Even though the active intervention did not achieve a significant improvement relative to the control condition, the observable improvements in both conditions warrant further exploration of the contributions of education and support as potentially important elements of HCV behavioral intervention. Further study is needed to identify elements common to education interventions that may be contributory to the improved outcomes over time.
针对严重精神疾病的一项成功的心理教育项目——“家庭响应式心理教育”(PERF),被改编用于丙型肝炎病毒(HCV)。开展了一项有效性研究,将HCV - PERF与说教式教育进行比较。

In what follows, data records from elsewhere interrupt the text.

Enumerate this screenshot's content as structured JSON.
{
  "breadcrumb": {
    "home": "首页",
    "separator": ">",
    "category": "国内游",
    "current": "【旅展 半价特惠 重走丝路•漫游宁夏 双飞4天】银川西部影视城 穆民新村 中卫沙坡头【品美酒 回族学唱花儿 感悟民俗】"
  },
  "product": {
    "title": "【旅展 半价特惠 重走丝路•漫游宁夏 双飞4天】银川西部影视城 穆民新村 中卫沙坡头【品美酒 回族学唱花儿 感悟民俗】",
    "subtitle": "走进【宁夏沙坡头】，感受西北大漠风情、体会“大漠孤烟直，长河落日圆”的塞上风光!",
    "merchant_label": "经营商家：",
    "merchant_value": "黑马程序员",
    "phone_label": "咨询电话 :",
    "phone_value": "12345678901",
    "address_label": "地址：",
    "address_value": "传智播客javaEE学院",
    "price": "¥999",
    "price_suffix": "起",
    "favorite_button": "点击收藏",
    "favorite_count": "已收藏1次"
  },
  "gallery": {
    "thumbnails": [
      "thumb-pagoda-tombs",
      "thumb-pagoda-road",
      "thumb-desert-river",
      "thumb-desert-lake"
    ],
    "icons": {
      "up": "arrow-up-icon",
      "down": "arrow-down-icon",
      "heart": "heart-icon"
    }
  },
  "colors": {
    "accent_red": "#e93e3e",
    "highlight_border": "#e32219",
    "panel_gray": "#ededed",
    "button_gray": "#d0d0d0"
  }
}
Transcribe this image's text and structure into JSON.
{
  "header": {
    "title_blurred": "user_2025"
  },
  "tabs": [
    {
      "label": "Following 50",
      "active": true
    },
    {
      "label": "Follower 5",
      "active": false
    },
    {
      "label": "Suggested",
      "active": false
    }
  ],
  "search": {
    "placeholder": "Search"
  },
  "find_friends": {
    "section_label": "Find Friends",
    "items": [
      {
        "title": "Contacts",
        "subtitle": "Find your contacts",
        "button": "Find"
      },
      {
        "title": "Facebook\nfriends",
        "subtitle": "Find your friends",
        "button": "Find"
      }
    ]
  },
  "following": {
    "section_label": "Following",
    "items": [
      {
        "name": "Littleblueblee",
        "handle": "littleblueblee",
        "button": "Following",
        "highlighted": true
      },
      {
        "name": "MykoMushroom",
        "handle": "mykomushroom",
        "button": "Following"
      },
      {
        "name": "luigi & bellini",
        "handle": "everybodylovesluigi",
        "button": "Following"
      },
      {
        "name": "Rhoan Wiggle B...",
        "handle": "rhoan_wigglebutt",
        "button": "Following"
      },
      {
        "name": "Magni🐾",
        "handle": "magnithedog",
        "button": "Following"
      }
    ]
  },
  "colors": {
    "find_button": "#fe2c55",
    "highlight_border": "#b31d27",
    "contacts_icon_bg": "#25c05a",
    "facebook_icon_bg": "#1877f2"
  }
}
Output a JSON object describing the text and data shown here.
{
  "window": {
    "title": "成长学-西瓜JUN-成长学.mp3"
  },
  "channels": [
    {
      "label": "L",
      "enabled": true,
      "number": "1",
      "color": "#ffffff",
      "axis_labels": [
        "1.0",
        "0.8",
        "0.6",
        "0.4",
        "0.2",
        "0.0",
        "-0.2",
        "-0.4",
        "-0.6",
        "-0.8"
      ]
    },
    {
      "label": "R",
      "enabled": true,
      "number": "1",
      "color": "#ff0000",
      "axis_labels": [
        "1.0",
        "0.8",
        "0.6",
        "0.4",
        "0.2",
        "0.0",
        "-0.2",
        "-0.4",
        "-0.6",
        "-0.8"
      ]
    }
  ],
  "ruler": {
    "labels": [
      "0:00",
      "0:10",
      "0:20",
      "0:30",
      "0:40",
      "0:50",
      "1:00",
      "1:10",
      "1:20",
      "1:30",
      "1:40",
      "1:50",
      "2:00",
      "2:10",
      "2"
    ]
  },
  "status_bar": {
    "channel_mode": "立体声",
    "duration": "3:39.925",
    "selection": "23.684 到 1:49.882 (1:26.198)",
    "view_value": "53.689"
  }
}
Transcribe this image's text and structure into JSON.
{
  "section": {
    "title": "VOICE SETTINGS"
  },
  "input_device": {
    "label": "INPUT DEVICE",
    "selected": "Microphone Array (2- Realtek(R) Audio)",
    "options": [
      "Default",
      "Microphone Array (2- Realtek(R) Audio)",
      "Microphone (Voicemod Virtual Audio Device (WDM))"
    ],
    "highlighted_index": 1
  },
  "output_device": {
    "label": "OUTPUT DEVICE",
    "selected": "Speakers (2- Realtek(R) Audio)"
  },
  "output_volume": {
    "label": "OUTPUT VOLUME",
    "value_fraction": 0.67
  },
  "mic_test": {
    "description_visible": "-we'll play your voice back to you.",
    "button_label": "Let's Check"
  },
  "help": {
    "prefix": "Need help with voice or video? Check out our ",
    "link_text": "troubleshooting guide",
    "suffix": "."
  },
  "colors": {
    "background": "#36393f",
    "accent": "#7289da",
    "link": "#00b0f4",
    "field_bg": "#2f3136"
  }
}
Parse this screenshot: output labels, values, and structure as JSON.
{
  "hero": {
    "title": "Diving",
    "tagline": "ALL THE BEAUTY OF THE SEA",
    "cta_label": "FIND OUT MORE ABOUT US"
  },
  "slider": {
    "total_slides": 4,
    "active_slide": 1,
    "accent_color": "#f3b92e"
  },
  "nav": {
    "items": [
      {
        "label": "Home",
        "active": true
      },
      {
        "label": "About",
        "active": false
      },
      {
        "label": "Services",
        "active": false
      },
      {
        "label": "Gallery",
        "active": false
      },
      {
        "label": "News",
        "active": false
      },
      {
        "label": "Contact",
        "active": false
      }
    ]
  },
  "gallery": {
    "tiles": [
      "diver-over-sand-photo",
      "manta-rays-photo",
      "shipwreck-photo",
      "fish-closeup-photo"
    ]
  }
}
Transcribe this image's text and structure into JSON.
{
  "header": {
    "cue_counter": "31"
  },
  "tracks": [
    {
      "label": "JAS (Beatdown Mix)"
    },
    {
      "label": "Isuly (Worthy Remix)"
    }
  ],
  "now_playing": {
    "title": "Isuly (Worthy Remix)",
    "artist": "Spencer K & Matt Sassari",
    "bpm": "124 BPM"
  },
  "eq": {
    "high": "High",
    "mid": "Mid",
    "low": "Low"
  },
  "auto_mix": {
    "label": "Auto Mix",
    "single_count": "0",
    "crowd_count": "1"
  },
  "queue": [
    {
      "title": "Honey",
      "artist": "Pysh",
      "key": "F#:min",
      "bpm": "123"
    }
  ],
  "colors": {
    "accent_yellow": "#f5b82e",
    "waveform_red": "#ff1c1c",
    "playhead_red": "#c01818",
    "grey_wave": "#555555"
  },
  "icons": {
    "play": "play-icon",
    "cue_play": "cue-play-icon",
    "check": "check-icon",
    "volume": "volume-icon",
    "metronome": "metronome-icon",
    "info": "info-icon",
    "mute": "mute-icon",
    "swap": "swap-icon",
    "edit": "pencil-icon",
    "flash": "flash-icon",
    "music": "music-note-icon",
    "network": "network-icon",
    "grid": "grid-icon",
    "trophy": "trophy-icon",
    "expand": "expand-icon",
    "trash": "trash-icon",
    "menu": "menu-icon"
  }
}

从三个门诊机构招募了309名成年HCV患者样本,并进行随机分组(60%为HCV - PERF组,40%为说教式对照组)。两组按照各自独立的结构化方案,每两个月会面一次,每次90分钟,共持续6个月。HCV - PERF课程包括一个根据成员选择为小组专门开发的说教课程,以及小组问题解决和支持互动环节。在基线、干预后及1年后对患者进行评估。获取了人口统计学和HCV相关变量以及结构化诊断访谈数据。
两组在重度抑郁、酒精和药物使用、生活质量、风险行为以及治疗满意度方面均有显著改善,而在残疾和感知到的HCV相关问题方面则有所恶化。干预组在各项结果上没有差异。
尽管积极干预相对于对照条件并未取得显著改善,但两种条件下均观察到的改善情况值得进一步探索教育和支持作为HCV行为干预潜在重要要素的作用。需要进一步研究以确定教育干预中可能随着时间推移对改善结果有贡献的共同要素。